Yeah this is what keeps me from considering old PCs for NAS.
Maybe stating the blindingly obvious but seems like there is a gap in the market for a board or full kit with a high efficiency ~1-10W CPU and a bunch of SATA and PCIe ports.
Then you've got to consider what are you optimizing for. Is the power bill going to be offset by the cost of a Pi plus any extras you need, or a cheap second hand PC someone wants to clear out, or free if you can put an old serviceable PC you have already back into use. Is it heat? Noise? Space that it needs to hide away in? Airflow for the location?
Minisforum sort of working on it, I'd imagine the AMD "AI" processors are pretty low power at idle as they're mobile chips. Obviously has the downsides of other minipcs tho (high cost, low expandability)
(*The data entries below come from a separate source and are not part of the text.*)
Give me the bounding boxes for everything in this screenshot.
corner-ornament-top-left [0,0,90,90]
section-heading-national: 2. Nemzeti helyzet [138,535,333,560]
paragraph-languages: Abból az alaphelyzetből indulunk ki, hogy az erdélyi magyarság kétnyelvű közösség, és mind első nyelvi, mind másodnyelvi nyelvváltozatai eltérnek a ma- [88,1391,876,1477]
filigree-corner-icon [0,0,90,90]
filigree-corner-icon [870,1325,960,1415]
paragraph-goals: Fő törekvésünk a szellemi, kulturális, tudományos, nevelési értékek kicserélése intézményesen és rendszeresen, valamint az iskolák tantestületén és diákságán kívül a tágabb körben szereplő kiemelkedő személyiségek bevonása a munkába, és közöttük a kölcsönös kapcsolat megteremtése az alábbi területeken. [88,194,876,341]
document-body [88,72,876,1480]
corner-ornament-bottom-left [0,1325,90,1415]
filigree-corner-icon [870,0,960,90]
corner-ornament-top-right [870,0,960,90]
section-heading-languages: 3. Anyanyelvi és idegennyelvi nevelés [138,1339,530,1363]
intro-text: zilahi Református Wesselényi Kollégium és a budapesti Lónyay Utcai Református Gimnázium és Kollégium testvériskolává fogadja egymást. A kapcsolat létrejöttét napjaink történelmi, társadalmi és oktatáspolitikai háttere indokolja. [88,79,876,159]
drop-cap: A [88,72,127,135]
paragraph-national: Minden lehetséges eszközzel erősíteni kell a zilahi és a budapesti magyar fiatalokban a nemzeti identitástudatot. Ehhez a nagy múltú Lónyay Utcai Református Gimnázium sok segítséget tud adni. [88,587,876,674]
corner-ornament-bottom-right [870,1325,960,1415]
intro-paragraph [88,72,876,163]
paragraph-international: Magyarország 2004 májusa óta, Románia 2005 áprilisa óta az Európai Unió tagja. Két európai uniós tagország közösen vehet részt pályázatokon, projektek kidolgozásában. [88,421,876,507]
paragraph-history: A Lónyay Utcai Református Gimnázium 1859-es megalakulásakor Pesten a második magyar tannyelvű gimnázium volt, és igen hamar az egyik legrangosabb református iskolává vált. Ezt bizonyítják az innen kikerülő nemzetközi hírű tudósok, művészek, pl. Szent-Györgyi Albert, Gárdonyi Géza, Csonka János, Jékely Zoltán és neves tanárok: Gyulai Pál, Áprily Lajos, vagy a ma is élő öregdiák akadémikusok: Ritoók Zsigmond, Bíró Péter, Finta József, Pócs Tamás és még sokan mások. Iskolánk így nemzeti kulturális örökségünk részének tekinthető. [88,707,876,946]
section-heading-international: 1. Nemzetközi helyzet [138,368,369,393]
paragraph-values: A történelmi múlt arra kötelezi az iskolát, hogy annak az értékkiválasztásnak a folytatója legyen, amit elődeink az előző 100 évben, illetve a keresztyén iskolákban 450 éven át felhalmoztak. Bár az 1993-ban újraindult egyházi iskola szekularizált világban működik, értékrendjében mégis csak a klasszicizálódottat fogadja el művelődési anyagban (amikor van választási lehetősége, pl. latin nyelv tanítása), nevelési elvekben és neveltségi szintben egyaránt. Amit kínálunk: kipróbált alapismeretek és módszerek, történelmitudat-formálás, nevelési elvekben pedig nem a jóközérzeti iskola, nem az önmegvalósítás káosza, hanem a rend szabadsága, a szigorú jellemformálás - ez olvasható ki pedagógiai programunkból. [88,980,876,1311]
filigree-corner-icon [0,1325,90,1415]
Probably not very good. I selected large spinning hard drives because I could get them at a good price for 2TB each and I wanted to setup a RAID5-like system in ZFS and btrfs (lesson learned, btrfs doesn't actually support this correctly) and I wanted to get at least 10TB with redundancy.
I don't know how much each of those SATA disks take up, but probably more than a single Raspberry Pi does.
Likewise it has a few case fans in it that may be pointless. I would prefer it never has a heating issue versus saving a few "whurrr" sounds off in a closet somewhere that nobody cares about.
It's also powering that Nvidia 1060 that I do almost nothing with on the NAS. I don't even bother to enable the Jellyfin GPU transcoding configuration because I prefer to keep my library encoded in h264 right now anyhow as I have not yet made the leap to a newer codec because the different smart TVs have varying support. And sometimes my daughter has a friend come over that has a weird Amazon tablet thing that only does a subset of things correctly.
The 1060 isn't an amazing card really, but it could do some basic Ollama inference if I wanted. I think it has 6GB of memory, which is pretty low, but usable for some small LLMs.